Oggi Singapore è una città completamente diversa da quella di un tempo, spacciata, chiassosa, piena di tutto e di tutti. Si è letteralmente trasformata, da una delle città più inquinate del pianeta a città simbolo del sogno ambientale.

Da lontano assomiglia a qualsiasi altra città moderna con molti grattacieli, ma all’interno c’è un cuore verde cresciuto al centro della città. Questo sogno si è diffuso grazie al primo ministro Lee Kuan Yew, spesso chiamato “giardiniere capo”, che ha lottato molto per qualcosa che al tempo sembrava davvero impossibile: una Singapore pulita e verde.

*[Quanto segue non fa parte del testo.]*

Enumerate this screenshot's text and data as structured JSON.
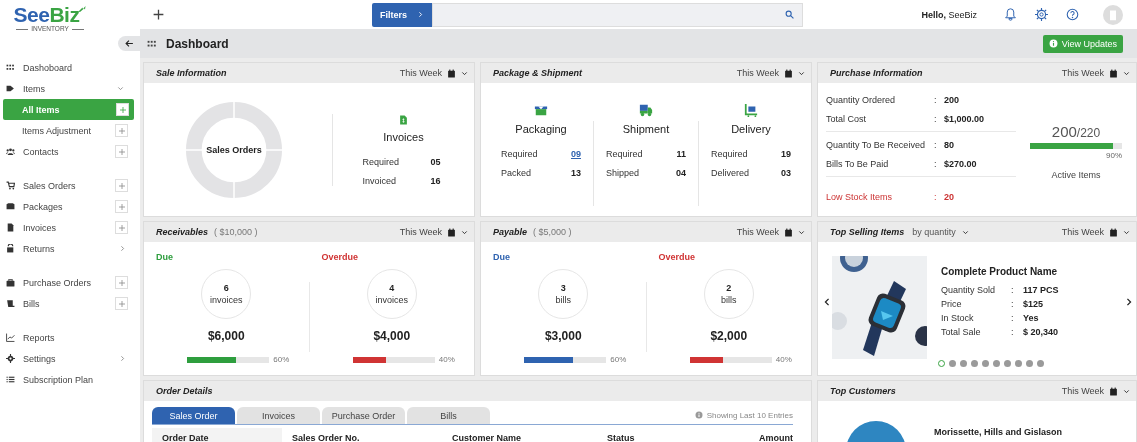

Oggi quel sogno è realtà, ma negli anni ’60, i liquami grezzi venivano scaricati nei canali già contaminati della città, c’erano così tanti rifiuti che le fogne si intasavano almeno una volta al giorno, riversando acque simili a fanghi nel fiume Singapore e nelle aree circostanti.

“Negli anni ’60, Singapore era come qualsiasi altro paese in via di sviluppo, sporco e inquinato, privo di strutture igienico-sanitarie adeguate e con un tasso di disoccupazione”, ha spiegato Masagos Zulkifli, ministro dell’Ambiente e delle risorse idriche per Singapore, nel suo recente discorso al GEO6. “Tutte queste sfide si presentavano al tempo davvero ardue da superare, considerando che eravamo un piccolo stato insulare con risorse limitate. Non avevamo nemmeno abbastanza acqua potabile “.

Questi problemi hanno incoraggiato una rapida industrializzazione, per contribuire a migliorare le condizioni di vita dei cittadini, ma l’urbanizzazione diffusa ed indiscriminata ha solo aggravato la situazione.

Ora, la città si trova al centro dell’innovazione architettonica e del design tecnologico ed è diventata una centrale elettrica globale e verde.

Ma come è successo?

La generazione che ha aperto la strada a questo cambiamento ha capito che se Singapore fosse diventata un bel posto in cui vivere, allora la gente sarebbe arrivata e avrebbe investito. Ma il movimento non era solo di natura economica o estetica. La piccola città-stato autonoma fu spinta a ripulire la regione dai cittadini che volevano rimanere nella loro terra. Questi residenti hanno lanciato una faticosa campagna di 30 anni, che portò all’inizio del National Parks Board. Così si decise che doveva esserci verde ovunque la gente guardasse e che tecnologia e ambiente dovevano coesistere.

Il consiglio di amministrazione ha rifiutato l’idea di essere costretti a vivere confinati in una giungla di cemento e ha invece costruito un modello sostenibile.

Una parte dei cambiamenti è dovuta all’educazione degli studenti sull’importanza dell’ambiente, fin dalla tenera età. “Torniamo indietro e assicuriamoci che i giovani di Singapore non diano per scontati i nostri 50 anni di storia e le nostre battaglie”, ha detto Lim, che crede che la storia possa essere facilmente dimenticata dai giovani singaporiani che conoscono solo l’odore dell’aria fresca e le viste di una vegetazione lussureggiante.

Ovviamente non è andato tutto liscio, ci sono stati tanti errori, ma così la nuova Singapore è nata, da zero, in un contesto impossibile, con tutti che davano per scontato che l’unico sviluppo possibile era quello già in atto.

C’è molto da fare, le sfide moderne richiedono impegno e coesione di tutti, ma piano piano anche una piccola isola di solo cemento, può cambiare e divenire qualcosa di diverso, una città giardino.